In traditional supervised learning, there exist several assumptions: (1) the training label is associated with a single instance; (2) both of the positive class and the negative class are available to learn the classifier; (3) the concept underneath the data is stable and will not change over time. However, these assumptions may not always satisfy. This thesis focuses on the complex data which does not meet all these assumptions. The complex data studied in this thesis includes: multiple-instance data, streaming Web page data, and positive and unlabelled data.
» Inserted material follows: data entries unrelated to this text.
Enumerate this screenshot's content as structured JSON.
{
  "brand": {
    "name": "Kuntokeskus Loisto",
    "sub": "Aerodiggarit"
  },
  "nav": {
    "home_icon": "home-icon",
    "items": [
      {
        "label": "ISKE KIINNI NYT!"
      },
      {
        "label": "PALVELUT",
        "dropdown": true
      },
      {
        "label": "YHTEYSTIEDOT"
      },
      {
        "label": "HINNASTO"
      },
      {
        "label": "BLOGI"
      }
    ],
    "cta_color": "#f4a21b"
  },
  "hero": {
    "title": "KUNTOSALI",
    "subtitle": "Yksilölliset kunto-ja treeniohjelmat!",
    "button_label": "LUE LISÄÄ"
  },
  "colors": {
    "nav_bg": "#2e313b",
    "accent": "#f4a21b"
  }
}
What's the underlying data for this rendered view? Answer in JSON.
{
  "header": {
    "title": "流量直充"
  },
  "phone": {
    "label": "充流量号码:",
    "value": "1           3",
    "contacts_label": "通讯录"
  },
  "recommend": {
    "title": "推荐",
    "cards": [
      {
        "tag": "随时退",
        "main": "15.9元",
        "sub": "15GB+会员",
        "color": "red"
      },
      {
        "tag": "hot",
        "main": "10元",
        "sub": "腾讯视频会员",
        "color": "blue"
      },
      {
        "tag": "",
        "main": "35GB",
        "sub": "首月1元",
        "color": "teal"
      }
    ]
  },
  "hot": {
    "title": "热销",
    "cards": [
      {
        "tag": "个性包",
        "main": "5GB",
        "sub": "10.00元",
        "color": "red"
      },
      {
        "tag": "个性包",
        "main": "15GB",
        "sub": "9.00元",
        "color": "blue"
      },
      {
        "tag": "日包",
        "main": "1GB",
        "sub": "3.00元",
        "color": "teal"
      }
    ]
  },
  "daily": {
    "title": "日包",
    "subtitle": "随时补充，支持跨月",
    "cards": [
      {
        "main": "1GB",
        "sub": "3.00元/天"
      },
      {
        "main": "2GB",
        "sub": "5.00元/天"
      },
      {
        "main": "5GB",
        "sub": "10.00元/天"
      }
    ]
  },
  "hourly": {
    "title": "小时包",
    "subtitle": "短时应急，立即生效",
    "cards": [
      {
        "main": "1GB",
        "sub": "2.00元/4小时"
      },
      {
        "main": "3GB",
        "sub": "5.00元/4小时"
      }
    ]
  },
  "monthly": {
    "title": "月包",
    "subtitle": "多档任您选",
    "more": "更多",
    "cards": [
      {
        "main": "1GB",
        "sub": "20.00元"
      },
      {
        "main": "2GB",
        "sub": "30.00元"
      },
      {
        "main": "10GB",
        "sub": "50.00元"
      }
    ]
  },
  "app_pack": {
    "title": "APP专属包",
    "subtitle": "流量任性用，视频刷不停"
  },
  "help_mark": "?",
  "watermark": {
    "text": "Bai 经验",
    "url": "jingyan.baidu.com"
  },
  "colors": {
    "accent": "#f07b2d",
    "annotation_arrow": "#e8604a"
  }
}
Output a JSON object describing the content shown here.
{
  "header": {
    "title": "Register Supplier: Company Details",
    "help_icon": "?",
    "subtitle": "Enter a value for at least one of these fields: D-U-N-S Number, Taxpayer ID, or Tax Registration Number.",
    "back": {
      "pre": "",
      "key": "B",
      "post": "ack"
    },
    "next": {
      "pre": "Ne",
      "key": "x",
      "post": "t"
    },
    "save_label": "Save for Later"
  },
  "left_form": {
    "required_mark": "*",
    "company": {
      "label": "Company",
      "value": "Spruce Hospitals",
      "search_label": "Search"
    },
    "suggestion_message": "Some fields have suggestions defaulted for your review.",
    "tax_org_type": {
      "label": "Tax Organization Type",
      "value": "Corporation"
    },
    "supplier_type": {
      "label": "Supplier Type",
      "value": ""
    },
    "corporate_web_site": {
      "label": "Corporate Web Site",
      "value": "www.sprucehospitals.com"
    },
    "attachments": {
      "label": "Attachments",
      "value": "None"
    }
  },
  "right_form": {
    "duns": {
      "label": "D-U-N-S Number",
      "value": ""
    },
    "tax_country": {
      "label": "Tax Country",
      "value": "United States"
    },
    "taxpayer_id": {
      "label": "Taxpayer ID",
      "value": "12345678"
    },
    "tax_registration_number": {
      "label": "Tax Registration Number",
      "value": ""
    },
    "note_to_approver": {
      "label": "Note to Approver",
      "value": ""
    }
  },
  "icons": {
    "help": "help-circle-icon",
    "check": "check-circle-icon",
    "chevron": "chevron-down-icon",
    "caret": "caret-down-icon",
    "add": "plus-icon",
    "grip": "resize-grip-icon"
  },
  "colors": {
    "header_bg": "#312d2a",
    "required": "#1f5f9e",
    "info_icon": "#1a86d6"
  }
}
To cope with the above challenges, this thesis aims at designing novel algorithms to deal with the complex data. Firstly, this thesis proposes a novel multiple-instance learning (MIL) method, named SMILE (Similarity-based Multiple-Instance LEarning) by introducing similarity weights to each instance in the positive bags. Secondly, this thesis presents a novel multi-instance streaming learning framework to classify Web pages in time-evolving data streams. Thirdly, this thesis puts forward a robust PU learning (RPUL) approach, by associating the undetermined instances with two instance weights, which indicate the probability of an undetermined instance towards the positive and negative class, respectively. Substantial experiments have shown that our proposed approaches in this thesis are able to cope with the challenges compared with the traditional methods. Keywords: Support Vector Machine, Multiple-Instance Learning, Web Page Stream Classification, Positive and Unlabelled Instance Learning.